The Polygon Zero zkEVM Book

Byte Packing

The BytePacking STARK module is used for reading and writing non-empty byte sequences of length at most 32 to memory. The "packing" term highlights that reading a sequence in memory will pack the bytes into an EVM word (i.e. U256), while the "unpacking" operation consists in breaking down an EVM word into its byte sequence and writing it to memory.

This allows faster memory copies between two memory locations, as well as faster memory reset (see memcpy.asm and memset.asm modules).

The 'BytePackingStark' table has one row per packing/unpacking operation.

Each row contains the following columns:

1. 5 columns containing information on the initial memory address from which the sequence starts (namely a flag differentiating read and write operations, address context, segment and offset values, as well as timestamp),

2. 32 columns $b_i$ indicating the length of the byte sequence ($b_i=1$ if the length is $i+1$, and $b_i=0$ otherwise),

3. 32 columns $v_i$ indicating the values of the bytes that have been read or written during a sequence,

4. 2 columns $r_i$ needed for range-checking the byte values.
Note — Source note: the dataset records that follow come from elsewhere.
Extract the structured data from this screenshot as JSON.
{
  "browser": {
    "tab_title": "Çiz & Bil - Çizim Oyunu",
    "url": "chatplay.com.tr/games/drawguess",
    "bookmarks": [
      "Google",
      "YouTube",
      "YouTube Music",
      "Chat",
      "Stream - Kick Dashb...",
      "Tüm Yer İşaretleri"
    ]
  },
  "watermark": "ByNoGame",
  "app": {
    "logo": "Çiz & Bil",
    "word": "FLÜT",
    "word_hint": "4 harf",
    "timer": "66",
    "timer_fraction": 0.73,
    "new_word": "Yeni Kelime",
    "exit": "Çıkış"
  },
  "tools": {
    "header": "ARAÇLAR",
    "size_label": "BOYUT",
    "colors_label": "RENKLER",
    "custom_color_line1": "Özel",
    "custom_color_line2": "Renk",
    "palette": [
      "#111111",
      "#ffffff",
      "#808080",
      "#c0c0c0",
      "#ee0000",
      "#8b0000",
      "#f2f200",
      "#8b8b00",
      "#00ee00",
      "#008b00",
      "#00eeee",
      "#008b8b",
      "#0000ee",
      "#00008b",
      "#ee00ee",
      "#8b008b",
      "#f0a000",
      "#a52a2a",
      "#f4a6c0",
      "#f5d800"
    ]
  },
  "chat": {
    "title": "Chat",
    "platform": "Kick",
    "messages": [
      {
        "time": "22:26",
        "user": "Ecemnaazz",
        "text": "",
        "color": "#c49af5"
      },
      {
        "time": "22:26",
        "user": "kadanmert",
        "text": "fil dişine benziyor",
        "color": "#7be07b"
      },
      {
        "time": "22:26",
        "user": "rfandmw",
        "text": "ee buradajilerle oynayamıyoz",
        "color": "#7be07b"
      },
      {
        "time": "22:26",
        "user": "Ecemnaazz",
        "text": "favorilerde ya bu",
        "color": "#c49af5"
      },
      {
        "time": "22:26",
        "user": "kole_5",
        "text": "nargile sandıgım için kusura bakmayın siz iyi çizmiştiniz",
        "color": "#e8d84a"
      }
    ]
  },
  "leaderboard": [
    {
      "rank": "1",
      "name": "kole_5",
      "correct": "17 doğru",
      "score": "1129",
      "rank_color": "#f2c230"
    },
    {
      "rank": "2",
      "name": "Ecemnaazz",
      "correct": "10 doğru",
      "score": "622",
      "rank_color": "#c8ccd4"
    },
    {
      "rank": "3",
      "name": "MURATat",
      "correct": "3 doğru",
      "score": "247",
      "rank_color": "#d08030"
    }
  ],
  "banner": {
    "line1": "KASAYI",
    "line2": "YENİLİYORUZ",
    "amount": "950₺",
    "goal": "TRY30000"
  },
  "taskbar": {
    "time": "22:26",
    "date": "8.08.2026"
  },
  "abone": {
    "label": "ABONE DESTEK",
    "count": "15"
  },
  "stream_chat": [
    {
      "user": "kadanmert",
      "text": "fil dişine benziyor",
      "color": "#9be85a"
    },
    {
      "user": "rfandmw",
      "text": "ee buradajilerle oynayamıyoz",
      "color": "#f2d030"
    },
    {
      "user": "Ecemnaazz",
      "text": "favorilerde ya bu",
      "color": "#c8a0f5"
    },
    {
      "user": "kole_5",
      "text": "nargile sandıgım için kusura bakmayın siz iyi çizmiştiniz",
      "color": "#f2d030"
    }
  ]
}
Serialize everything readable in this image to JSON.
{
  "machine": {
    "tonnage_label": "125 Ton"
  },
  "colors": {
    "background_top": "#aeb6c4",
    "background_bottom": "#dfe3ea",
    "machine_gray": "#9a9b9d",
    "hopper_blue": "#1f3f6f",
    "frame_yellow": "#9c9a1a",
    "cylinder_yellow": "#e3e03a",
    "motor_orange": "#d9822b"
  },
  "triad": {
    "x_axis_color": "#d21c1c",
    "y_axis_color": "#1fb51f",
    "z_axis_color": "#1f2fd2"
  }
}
Notes on columns generation

Whenever a byte unpacking operation is called, the value $\text{val}$ is read from the stack, but because the EVM and the STARKs use different endianness, we need to convert $\text{val}$ to a little-endian byte sequence. Only then do we resize it to the appropriate length, and prune extra zeros and higher bytes in the process. Finally, we reverse the byte order and write this new sequence into the $v_i$ columns of the table.
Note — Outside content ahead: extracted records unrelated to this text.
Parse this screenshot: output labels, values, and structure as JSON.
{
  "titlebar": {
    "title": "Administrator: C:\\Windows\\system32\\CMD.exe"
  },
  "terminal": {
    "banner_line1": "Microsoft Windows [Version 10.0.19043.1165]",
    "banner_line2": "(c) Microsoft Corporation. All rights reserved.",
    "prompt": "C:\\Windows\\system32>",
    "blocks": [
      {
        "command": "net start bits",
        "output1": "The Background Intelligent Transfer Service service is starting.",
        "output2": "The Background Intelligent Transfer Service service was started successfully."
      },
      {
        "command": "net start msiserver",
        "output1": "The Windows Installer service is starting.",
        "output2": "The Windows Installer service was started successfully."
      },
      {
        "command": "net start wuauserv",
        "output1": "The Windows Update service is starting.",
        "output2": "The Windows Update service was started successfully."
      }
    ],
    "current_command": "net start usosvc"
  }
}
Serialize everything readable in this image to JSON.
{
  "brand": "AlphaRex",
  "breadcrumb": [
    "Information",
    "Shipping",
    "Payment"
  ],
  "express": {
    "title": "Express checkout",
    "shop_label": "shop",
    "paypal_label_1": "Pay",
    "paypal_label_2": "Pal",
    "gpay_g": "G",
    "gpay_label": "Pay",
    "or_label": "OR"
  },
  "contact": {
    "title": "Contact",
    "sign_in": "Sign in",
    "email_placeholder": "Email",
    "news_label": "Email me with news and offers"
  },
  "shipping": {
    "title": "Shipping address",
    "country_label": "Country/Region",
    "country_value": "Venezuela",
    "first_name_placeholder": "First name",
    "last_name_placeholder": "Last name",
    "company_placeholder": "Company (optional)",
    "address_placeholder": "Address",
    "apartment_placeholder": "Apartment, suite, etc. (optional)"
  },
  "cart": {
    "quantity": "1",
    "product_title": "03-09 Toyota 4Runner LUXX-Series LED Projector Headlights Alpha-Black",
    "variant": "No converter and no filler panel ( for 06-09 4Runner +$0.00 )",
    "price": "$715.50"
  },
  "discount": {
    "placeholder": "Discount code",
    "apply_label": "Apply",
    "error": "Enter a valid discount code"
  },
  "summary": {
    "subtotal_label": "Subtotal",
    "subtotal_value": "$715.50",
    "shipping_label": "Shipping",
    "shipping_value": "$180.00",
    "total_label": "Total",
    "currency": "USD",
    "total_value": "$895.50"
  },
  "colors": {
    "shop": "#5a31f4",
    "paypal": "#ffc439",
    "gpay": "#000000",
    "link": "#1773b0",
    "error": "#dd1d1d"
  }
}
Whenever the operation is a byte packing, the bytes are read one by one from memory and stored in the $v_i$ columns of the BytePackingStark table.

Note that because of the different endianness on the memory and EVM sides, we write bytes starting with the last one.

The $b_i$ columns hold a boolean value. $b_i=1$ whenever we are currently reading or writing the i-th element in the byte sequence. $b_i=0$ otherwise.

Cross-table lookups

The read or written bytes need to be checked against both the cpu and the memory tables. Whenever we call $\text{MSTORE\_32BYTES}$, $\text{MLOAD\_32BYTES}$ or $\text{PUSH}$ on the cpu side, we make use of 'BytePackingStark' to make sure we are carrying out the correct operation on the correct values. For this, we check that the following values correspond:

1. the address (comprising the context, the segment, and the virtual address),

2. the length of the byte sequence,

3. the timestamp,

4. the value (either written to or read from the stack)

The address here corresponds to the address of the first byte.

On the other hand, we need to make sure that the read and write operations correspond to the values read or stored on the memory side. We therefore need a CTL for each byte, checking that the following values are identical in 'MemoryStark' and 'BytePackingStark':

1. a flag indicating whether the operation is a read or a write,

2. the address (context, segment and virtual address),

3. the byte (followed by 0s to make sure the memory address contains a byte and not a U256 word),

4. the timestamp

Note that the virtual address has to be recomputed based on the length of the sequence of bytes. The virtual address for the $i$-th byte is written as: $$\text{virt}+\sum _{j=0}^{31}{b}_j\ast j-i$$ where ${\sum }_{j=0}^{31}{b}_j\ast j$ is equal to $\text{sequence\_length}-1$.

Note on range-check

Range-checking is necessary whenever we do a memory unpacking operation that will write values to memory. These values are constrained by the range-check to be 8-bit values, i.e. fitting between 0 and 255 included. While range-checking values read from memory is not necessary, because we use the same $\text{byte\_values}$ columns for both read and write operations, this extra condition is enforced throughout the whole trace regardless of the operation type.